Phil Bates

No. 81
- Position: Wide receiver

Personal information
- Born: September 20, 1989 (age 36) Omaha, Nebraska, U.S.
- Listed height: 6 ft 1 in (1.85 m)
- Listed weight: 220 lb (100 kg)

Career information
- High school: Omaha North
- College: Ohio
- NFL draft: 2012: undrafted

Career history
- Seattle Seahawks (2012–2014); Cleveland Browns (2014); Dallas Cowboys (2015)*; Toronto Argonauts (2015–2016); Saskatchewan Roughriders (2016);
- * Offseason and/or practice squad member only

Awards and highlights
- Super Bowl champion (XLVIII);
- Stats at Pro Football Reference

= Phil Bates (gridiron football) =

American gridiron football player (born 1989)

Phil Bates (born September 20, 1989) is an American former professional football player who was a wide receiver in the National Football League (NFL). He played college football for the Ohio Bobcats. He was signed by the Seattle Seahawks as an undrafted free agent in 2012. With the Seahawks, he won Super Bowl XLVIII against the Denver Broncos.

==College career==
Bates played college football at Iowa State University as a quarterback and wide receiver from 2007 to 2008. He then transferred to Ohio University, where he played from 2009 to 2011. He finished his career with 457 passing yards, five passing touchdowns, 738 rushing yards, three rushing touchdowns, 270 receiving yards, and one receiving touchdown.

==Professional career==

===Seattle Seahawks===
Bates was signed by the Seattle Seahawks after going undrafted in the 2012 NFL draft.

On September 1, 2014, Bates was waived.
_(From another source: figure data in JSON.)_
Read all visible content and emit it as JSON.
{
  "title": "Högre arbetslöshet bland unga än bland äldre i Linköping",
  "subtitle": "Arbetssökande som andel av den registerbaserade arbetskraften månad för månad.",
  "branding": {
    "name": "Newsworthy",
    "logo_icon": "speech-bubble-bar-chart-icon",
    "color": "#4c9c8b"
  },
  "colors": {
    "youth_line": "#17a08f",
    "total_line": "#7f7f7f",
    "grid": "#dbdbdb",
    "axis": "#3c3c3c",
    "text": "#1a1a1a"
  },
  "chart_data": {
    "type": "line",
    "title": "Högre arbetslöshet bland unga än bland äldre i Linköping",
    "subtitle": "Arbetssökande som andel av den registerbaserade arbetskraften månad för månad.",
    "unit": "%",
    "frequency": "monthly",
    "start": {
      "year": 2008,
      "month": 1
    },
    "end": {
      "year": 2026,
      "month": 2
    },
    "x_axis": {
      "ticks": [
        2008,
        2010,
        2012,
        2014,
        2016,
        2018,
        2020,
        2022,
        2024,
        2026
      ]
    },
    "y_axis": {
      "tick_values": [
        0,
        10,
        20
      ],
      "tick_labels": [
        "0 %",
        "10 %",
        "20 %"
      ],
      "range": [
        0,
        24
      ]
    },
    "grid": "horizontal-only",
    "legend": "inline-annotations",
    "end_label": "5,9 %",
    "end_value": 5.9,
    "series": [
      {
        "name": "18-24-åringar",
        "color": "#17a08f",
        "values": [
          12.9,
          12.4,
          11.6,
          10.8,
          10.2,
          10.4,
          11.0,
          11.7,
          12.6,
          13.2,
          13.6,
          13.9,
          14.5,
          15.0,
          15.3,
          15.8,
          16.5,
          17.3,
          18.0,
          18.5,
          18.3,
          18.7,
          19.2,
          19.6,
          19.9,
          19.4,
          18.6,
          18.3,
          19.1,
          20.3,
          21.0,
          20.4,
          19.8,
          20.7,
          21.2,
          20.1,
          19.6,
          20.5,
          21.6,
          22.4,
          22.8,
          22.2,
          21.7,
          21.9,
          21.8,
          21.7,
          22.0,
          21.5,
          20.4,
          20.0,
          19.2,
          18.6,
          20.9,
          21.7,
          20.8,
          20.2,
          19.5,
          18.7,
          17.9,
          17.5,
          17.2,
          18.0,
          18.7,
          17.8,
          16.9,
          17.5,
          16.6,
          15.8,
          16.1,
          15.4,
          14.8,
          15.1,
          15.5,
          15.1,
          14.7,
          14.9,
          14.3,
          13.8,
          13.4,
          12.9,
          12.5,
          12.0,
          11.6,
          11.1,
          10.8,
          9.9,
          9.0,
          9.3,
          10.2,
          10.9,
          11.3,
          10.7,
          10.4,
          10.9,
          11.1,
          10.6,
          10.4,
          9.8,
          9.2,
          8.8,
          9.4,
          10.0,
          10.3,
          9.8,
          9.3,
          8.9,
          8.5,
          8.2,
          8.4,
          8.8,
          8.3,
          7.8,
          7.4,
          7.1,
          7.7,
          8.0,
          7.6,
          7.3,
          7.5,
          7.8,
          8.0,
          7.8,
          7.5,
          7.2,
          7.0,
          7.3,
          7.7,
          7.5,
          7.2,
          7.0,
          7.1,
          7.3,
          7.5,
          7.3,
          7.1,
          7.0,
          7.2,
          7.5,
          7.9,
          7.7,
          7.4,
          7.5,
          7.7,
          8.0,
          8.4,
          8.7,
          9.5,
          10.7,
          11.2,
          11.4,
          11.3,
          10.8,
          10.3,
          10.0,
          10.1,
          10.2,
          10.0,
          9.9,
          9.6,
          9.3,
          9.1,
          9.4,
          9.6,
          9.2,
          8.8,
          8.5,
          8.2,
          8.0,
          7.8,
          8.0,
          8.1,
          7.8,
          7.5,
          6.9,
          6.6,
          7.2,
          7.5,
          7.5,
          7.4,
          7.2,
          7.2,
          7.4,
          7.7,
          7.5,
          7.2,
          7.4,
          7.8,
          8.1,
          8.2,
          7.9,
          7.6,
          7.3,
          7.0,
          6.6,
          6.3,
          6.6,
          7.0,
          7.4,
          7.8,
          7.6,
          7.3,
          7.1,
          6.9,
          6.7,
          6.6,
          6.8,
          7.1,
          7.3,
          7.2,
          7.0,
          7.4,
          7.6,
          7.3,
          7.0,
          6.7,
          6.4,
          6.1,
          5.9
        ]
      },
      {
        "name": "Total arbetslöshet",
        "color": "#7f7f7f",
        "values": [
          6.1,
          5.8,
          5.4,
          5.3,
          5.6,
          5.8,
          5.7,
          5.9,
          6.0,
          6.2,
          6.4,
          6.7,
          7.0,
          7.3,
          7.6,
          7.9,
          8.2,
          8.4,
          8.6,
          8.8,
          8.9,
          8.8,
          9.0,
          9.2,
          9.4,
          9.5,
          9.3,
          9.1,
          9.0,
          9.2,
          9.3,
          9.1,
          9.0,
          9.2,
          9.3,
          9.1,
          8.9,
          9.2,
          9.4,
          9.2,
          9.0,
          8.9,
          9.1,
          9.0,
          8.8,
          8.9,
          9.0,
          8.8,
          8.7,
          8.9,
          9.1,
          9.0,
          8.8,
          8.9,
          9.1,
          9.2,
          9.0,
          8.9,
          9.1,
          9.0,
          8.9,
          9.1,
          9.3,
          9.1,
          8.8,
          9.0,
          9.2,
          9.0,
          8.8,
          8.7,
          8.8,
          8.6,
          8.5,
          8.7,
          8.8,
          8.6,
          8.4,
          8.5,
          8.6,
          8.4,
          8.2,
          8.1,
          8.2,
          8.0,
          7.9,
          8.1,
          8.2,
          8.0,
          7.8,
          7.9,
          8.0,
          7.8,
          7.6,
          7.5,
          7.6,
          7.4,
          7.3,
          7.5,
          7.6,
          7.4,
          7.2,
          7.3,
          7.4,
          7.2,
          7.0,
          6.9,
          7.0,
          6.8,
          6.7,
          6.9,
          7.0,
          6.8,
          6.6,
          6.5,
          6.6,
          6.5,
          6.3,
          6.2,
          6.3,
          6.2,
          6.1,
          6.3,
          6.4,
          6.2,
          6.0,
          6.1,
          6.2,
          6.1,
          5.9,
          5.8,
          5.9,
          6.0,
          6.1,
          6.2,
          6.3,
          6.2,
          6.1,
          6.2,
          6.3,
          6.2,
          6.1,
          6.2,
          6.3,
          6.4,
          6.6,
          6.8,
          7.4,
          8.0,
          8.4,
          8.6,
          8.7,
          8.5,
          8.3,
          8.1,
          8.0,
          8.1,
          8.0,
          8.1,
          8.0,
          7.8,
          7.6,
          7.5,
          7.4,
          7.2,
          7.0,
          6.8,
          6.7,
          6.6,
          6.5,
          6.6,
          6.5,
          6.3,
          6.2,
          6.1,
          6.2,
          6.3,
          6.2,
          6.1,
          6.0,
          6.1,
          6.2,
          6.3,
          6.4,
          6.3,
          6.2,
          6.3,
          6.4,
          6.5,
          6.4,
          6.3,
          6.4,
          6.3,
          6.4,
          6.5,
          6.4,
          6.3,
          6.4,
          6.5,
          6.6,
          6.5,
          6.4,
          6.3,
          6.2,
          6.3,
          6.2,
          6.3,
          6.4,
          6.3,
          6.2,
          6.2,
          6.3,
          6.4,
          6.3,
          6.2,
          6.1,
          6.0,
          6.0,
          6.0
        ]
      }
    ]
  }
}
He was signed to the Seahawks practice squad on September 9, 2014.

===Cleveland Browns===
On October 30, 2014, the Cleveland Browns signed Bates to their practice squad.
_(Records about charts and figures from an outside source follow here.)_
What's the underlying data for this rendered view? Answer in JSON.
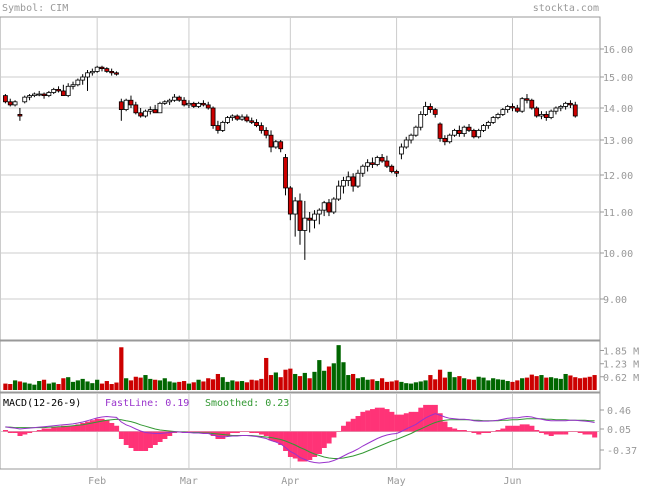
{
  "header": {
    "symbol_text": "Symbol: CIM",
    "brand_text": "stockta.com"
  },
  "colors": {
    "frame": "#999999",
    "grid": "#cccccc",
    "text": "#999999",
    "up_body": "#ffffff",
    "down_body": "#cc0000",
    "wick": "#000000",
    "vol_up": "#006600",
    "vol_down": "#cc0000",
    "fastline": "#9933cc",
    "smoothed": "#339933",
    "histogram": "#ff3377",
    "zero_line": "#cccccc"
  },
  "chart_data": [
    {
      "type": "candlestick",
      "title": "",
      "y_ticks": [
        16.0,
        15.0,
        14.0,
        13.0,
        12.0,
        11.0,
        10.0,
        9.0
      ],
      "y_ticks_labels": [
        "16.00",
        "15.00",
        "14.00",
        "13.00",
        "12.00",
        "11.00",
        "10.00",
        "9.00"
      ],
      "x_labels": [
        "Feb",
        "Mar",
        "Apr",
        "May",
        "Jun"
      ],
      "x_label_sessions": [
        19,
        38,
        59,
        81,
        105
      ],
      "grid": true,
      "sessions": 123,
      "candles": [
        [
          14.4,
          14.45,
          14.15,
          14.2
        ],
        [
          14.2,
          14.3,
          14.05,
          14.1
        ],
        [
          14.1,
          14.25,
          14.05,
          14.2
        ],
        [
          13.8,
          14.0,
          13.6,
          13.75
        ],
        [
          14.2,
          14.4,
          14.15,
          14.35
        ],
        [
          14.35,
          14.45,
          14.25,
          14.4
        ],
        [
          14.4,
          14.5,
          14.35,
          14.45
        ],
        [
          14.45,
          14.55,
          14.38,
          14.45
        ],
        [
          14.45,
          14.5,
          14.3,
          14.4
        ],
        [
          14.4,
          14.55,
          14.35,
          14.5
        ],
        [
          14.5,
          14.65,
          14.45,
          14.6
        ],
        [
          14.6,
          14.7,
          14.5,
          14.55
        ],
        [
          14.55,
          14.75,
          14.45,
          14.4
        ],
        [
          14.4,
          14.8,
          14.35,
          14.7
        ],
        [
          14.7,
          14.85,
          14.6,
          14.75
        ],
        [
          14.75,
          14.95,
          14.7,
          14.9
        ],
        [
          14.9,
          15.1,
          14.75,
          15.0
        ],
        [
          15.0,
          15.25,
          14.55,
          15.15
        ],
        [
          15.15,
          15.3,
          15.05,
          15.2
        ],
        [
          15.2,
          15.4,
          15.15,
          15.35
        ],
        [
          15.35,
          15.4,
          15.2,
          15.3
        ],
        [
          15.3,
          15.35,
          15.15,
          15.2
        ],
        [
          15.2,
          15.3,
          15.05,
          15.15
        ],
        [
          15.15,
          15.2,
          15.05,
          15.1
        ],
        [
          14.2,
          14.3,
          13.6,
          13.95
        ],
        [
          13.95,
          14.3,
          13.9,
          14.25
        ],
        [
          14.25,
          14.4,
          14.0,
          14.1
        ],
        [
          14.1,
          14.2,
          13.8,
          13.85
        ],
        [
          13.85,
          14.0,
          13.7,
          13.75
        ],
        [
          13.75,
          13.95,
          13.7,
          13.9
        ],
        [
          13.9,
          14.05,
          13.8,
          13.95
        ],
        [
          13.95,
          14.1,
          13.9,
          13.85
        ],
        [
          13.85,
          14.2,
          13.85,
          14.15
        ],
        [
          14.15,
          14.25,
          14.1,
          14.2
        ],
        [
          14.2,
          14.3,
          14.1,
          14.25
        ],
        [
          14.25,
          14.45,
          14.2,
          14.35
        ],
        [
          14.35,
          14.4,
          14.2,
          14.25
        ],
        [
          14.25,
          14.35,
          14.05,
          14.1
        ],
        [
          14.1,
          14.25,
          14.0,
          14.15
        ],
        [
          14.15,
          14.2,
          14.0,
          14.05
        ],
        [
          14.05,
          14.2,
          14.0,
          14.15
        ],
        [
          14.15,
          14.25,
          14.05,
          14.1
        ],
        [
          14.1,
          14.2,
          13.95,
          14.0
        ],
        [
          14.0,
          14.05,
          13.35,
          13.45
        ],
        [
          13.45,
          13.6,
          13.2,
          13.3
        ],
        [
          13.3,
          13.6,
          13.25,
          13.55
        ],
        [
          13.55,
          13.75,
          13.5,
          13.7
        ],
        [
          13.7,
          13.8,
          13.6,
          13.75
        ],
        [
          13.75,
          13.8,
          13.6,
          13.65
        ],
        [
          13.65,
          13.8,
          13.6,
          13.72
        ],
        [
          13.72,
          13.8,
          13.55,
          13.6
        ],
        [
          13.6,
          13.7,
          13.5,
          13.55
        ],
        [
          13.55,
          13.65,
          13.4,
          13.45
        ],
        [
          13.45,
          13.55,
          13.2,
          13.3
        ],
        [
          13.3,
          13.4,
          13.05,
          13.15
        ],
        [
          13.15,
          13.3,
          12.65,
          12.8
        ],
        [
          12.8,
          13.0,
          12.75,
          12.95
        ],
        [
          12.95,
          13.0,
          12.65,
          12.75
        ],
        [
          12.5,
          12.6,
          11.45,
          11.65
        ],
        [
          11.65,
          11.7,
          10.8,
          10.95
        ],
        [
          10.95,
          11.4,
          10.4,
          11.3
        ],
        [
          11.3,
          11.5,
          10.2,
          10.55
        ],
        [
          10.55,
          11.3,
          9.85,
          10.85
        ],
        [
          10.85,
          11.0,
          10.5,
          10.8
        ],
        [
          10.8,
          11.05,
          10.6,
          10.95
        ],
        [
          10.95,
          11.1,
          10.7,
          11.05
        ],
        [
          11.05,
          11.3,
          10.9,
          11.25
        ],
        [
          11.25,
          11.35,
          10.9,
          11.0
        ],
        [
          11.0,
          11.4,
          10.95,
          11.35
        ],
        [
          11.35,
          11.85,
          11.3,
          11.7
        ],
        [
          11.7,
          11.95,
          11.5,
          11.85
        ],
        [
          11.85,
          12.1,
          11.7,
          11.95
        ],
        [
          11.95,
          12.05,
          11.55,
          11.7
        ],
        [
          11.7,
          12.15,
          11.65,
          12.05
        ],
        [
          12.05,
          12.3,
          11.95,
          12.25
        ],
        [
          12.25,
          12.45,
          12.1,
          12.35
        ],
        [
          12.35,
          12.5,
          12.2,
          12.3
        ],
        [
          12.3,
          12.55,
          12.25,
          12.5
        ],
        [
          12.5,
          12.6,
          12.35,
          12.4
        ],
        [
          12.4,
          12.55,
          12.2,
          12.25
        ],
        [
          12.25,
          12.3,
          12.05,
          12.1
        ],
        [
          12.1,
          12.15,
          11.95,
          12.05
        ],
        [
          12.6,
          12.9,
          12.45,
          12.8
        ],
        [
          12.8,
          13.1,
          12.75,
          13.0
        ],
        [
          13.0,
          13.2,
          12.9,
          13.15
        ],
        [
          13.15,
          13.45,
          13.1,
          13.4
        ],
        [
          13.4,
          13.9,
          13.3,
          13.8
        ],
        [
          13.8,
          14.2,
          13.75,
          14.05
        ],
        [
          14.05,
          14.15,
          13.85,
          13.95
        ],
        [
          13.95,
          14.0,
          13.7,
          13.8
        ],
        [
          13.5,
          13.55,
          12.95,
          13.05
        ],
        [
          13.05,
          13.15,
          12.85,
          12.95
        ],
        [
          12.95,
          13.2,
          12.9,
          13.15
        ],
        [
          13.15,
          13.35,
          13.1,
          13.3
        ],
        [
          13.3,
          13.45,
          13.1,
          13.2
        ],
        [
          13.2,
          13.45,
          13.1,
          13.4
        ],
        [
          13.4,
          13.5,
          13.25,
          13.3
        ],
        [
          13.3,
          13.35,
          13.05,
          13.1
        ],
        [
          13.1,
          13.35,
          13.05,
          13.3
        ],
        [
          13.3,
          13.5,
          13.25,
          13.45
        ],
        [
          13.45,
          13.6,
          13.35,
          13.55
        ],
        [
          13.55,
          13.75,
          13.5,
          13.7
        ],
        [
          13.7,
          13.85,
          13.65,
          13.8
        ],
        [
          13.8,
          14.0,
          13.75,
          13.95
        ],
        [
          13.95,
          14.1,
          13.85,
          14.05
        ],
        [
          14.05,
          14.15,
          13.9,
          14.0
        ],
        [
          14.0,
          14.1,
          13.85,
          13.9
        ],
        [
          13.9,
          14.35,
          13.85,
          14.3
        ],
        [
          14.3,
          14.45,
          14.15,
          14.25
        ],
        [
          14.25,
          14.3,
          13.95,
          14.0
        ],
        [
          14.0,
          14.05,
          13.7,
          13.75
        ],
        [
          13.75,
          13.9,
          13.65,
          13.8
        ],
        [
          13.8,
          13.9,
          13.6,
          13.7
        ],
        [
          13.7,
          13.95,
          13.65,
          13.9
        ],
        [
          13.9,
          14.05,
          13.8,
          14.0
        ],
        [
          14.0,
          14.1,
          13.9,
          14.05
        ],
        [
          14.05,
          14.2,
          13.95,
          14.15
        ],
        [
          14.15,
          14.25,
          14.0,
          14.1
        ],
        [
          14.1,
          14.2,
          13.7,
          13.75
        ]
      ]
    },
    {
      "type": "bar",
      "title": "",
      "y_ticks_labels": [
        "1.85 M",
        "1.23 M",
        "0.62 M"
      ],
      "y_ticks": [
        1.85,
        1.23,
        0.62
      ],
      "unit": "M",
      "volumes": [
        0.3,
        0.28,
        0.45,
        0.4,
        0.35,
        0.3,
        0.25,
        0.42,
        0.48,
        0.3,
        0.35,
        0.28,
        0.55,
        0.6,
        0.38,
        0.45,
        0.52,
        0.4,
        0.32,
        0.48,
        0.3,
        0.42,
        0.28,
        0.35,
        2.0,
        0.55,
        0.45,
        0.62,
        0.58,
        0.7,
        0.52,
        0.48,
        0.45,
        0.55,
        0.4,
        0.35,
        0.38,
        0.42,
        0.3,
        0.36,
        0.48,
        0.4,
        0.55,
        0.5,
        0.75,
        0.6,
        0.38,
        0.45,
        0.4,
        0.42,
        0.36,
        0.48,
        0.45,
        0.52,
        1.5,
        0.7,
        0.82,
        0.6,
        0.95,
        1.0,
        0.75,
        0.65,
        0.8,
        0.55,
        0.85,
        1.4,
        0.9,
        1.1,
        1.25,
        2.1,
        1.3,
        0.7,
        0.75,
        0.55,
        0.6,
        0.48,
        0.5,
        0.42,
        0.55,
        0.38,
        0.4,
        0.45,
        0.38,
        0.32,
        0.3,
        0.36,
        0.4,
        0.45,
        0.7,
        0.5,
        0.95,
        0.58,
        0.85,
        0.6,
        0.65,
        0.55,
        0.5,
        0.48,
        0.62,
        0.58,
        0.45,
        0.55,
        0.5,
        0.48,
        0.42,
        0.38,
        0.45,
        0.55,
        0.58,
        0.72,
        0.65,
        0.7,
        0.58,
        0.6,
        0.55,
        0.52,
        0.75,
        0.68,
        0.6,
        0.55,
        0.58,
        0.62,
        0.7
      ]
    },
    {
      "type": "line",
      "title": "MACD(12-26-9)",
      "y_ticks": [
        0.46,
        0.05,
        -0.37
      ],
      "y_ticks_labels": [
        "0.46",
        "0.05",
        "-0.37"
      ],
      "series": [
        {
          "name": "FastLine",
          "value_label": "0.19"
        },
        {
          "name": "Smoothed",
          "value_label": "0.23"
        }
      ],
      "fast": [
        0.1,
        0.08,
        0.07,
        0.05,
        0.06,
        0.07,
        0.08,
        0.09,
        0.1,
        0.11,
        0.12,
        0.13,
        0.14,
        0.15,
        0.16,
        0.18,
        0.2,
        0.23,
        0.26,
        0.29,
        0.31,
        0.32,
        0.31,
        0.3,
        0.2,
        0.14,
        0.1,
        0.05,
        0.01,
        -0.02,
        -0.03,
        -0.04,
        -0.04,
        -0.03,
        -0.02,
        -0.01,
        -0.01,
        -0.02,
        -0.02,
        -0.03,
        -0.03,
        -0.04,
        -0.04,
        -0.07,
        -0.1,
        -0.11,
        -0.1,
        -0.09,
        -0.09,
        -0.08,
        -0.08,
        -0.09,
        -0.1,
        -0.12,
        -0.14,
        -0.18,
        -0.21,
        -0.25,
        -0.32,
        -0.4,
        -0.45,
        -0.52,
        -0.56,
        -0.6,
        -0.62,
        -0.63,
        -0.62,
        -0.61,
        -0.58,
        -0.54,
        -0.49,
        -0.44,
        -0.4,
        -0.35,
        -0.29,
        -0.24,
        -0.19,
        -0.14,
        -0.1,
        -0.07,
        -0.05,
        -0.04,
        0.0,
        0.05,
        0.1,
        0.15,
        0.22,
        0.29,
        0.34,
        0.38,
        0.35,
        0.31,
        0.28,
        0.27,
        0.26,
        0.26,
        0.25,
        0.23,
        0.22,
        0.22,
        0.22,
        0.23,
        0.24,
        0.26,
        0.28,
        0.29,
        0.29,
        0.31,
        0.32,
        0.31,
        0.28,
        0.26,
        0.24,
        0.23,
        0.23,
        0.23,
        0.23,
        0.24,
        0.24,
        0.23,
        0.22,
        0.21,
        0.19
      ],
      "smoothed": [
        0.09,
        0.09,
        0.08,
        0.08,
        0.08,
        0.08,
        0.08,
        0.08,
        0.08,
        0.09,
        0.09,
        0.1,
        0.1,
        0.11,
        0.12,
        0.13,
        0.14,
        0.16,
        0.18,
        0.2,
        0.22,
        0.24,
        0.25,
        0.26,
        0.25,
        0.23,
        0.21,
        0.18,
        0.14,
        0.11,
        0.08,
        0.05,
        0.03,
        0.02,
        0.01,
        0.0,
        -0.01,
        -0.01,
        -0.02,
        -0.02,
        -0.02,
        -0.03,
        -0.03,
        -0.04,
        -0.05,
        -0.06,
        -0.07,
        -0.08,
        -0.08,
        -0.08,
        -0.08,
        -0.08,
        -0.09,
        -0.1,
        -0.11,
        -0.12,
        -0.14,
        -0.16,
        -0.19,
        -0.23,
        -0.27,
        -0.32,
        -0.36,
        -0.41,
        -0.45,
        -0.48,
        -0.51,
        -0.53,
        -0.54,
        -0.54,
        -0.53,
        -0.51,
        -0.49,
        -0.46,
        -0.43,
        -0.39,
        -0.35,
        -0.31,
        -0.27,
        -0.23,
        -0.19,
        -0.16,
        -0.12,
        -0.08,
        -0.04,
        0.01,
        0.05,
        0.1,
        0.15,
        0.19,
        0.22,
        0.24,
        0.25,
        0.25,
        0.25,
        0.25,
        0.25,
        0.24,
        0.24,
        0.23,
        0.23,
        0.23,
        0.23,
        0.24,
        0.24,
        0.25,
        0.25,
        0.26,
        0.27,
        0.27,
        0.27,
        0.27,
        0.26,
        0.26,
        0.25,
        0.25,
        0.25,
        0.24,
        0.24,
        0.24,
        0.24,
        0.23,
        0.23
      ]
    }
  ]
}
On December 27, 2014, Bates was called up from the Browns practice squad to their active roster for their season finale against the Baltimore Ravens after Josh Gordon was suspended by the team after failing to attend a team walk-through. He was released by the Browns on May 11, 2015.

===Dallas Cowboys===
Bates was signed by the Dallas Cowboys on August 20, 2015. He was released by the Cowboys on September 1, 2015.

===Toronto Argonauts===
Bates joined the Toronto Argonauts of the Canadian Football League in the second half of the 2015 CFL season. Besides seeing playing time late in the season, he also played in the East Division semi-final loss to the Hamilton Tiger-Cats on November 15, 2015. Bates played in only five of the Argos first 14 games, catching three passes for 20 yards with one touchdown. Following a Week 15 loss the Argos, the front office decided to release four of their wide receivers on the same day including Phil Bates. Reports suggest the four wide receivers were not committed to the Argos and had been a source of division in the locker room for some time.

He also played in five games for the Argonauts in 2016.

===Saskatchewan Roughriders===
Bates played in two games for the Saskatchewan Roughriders in 2016.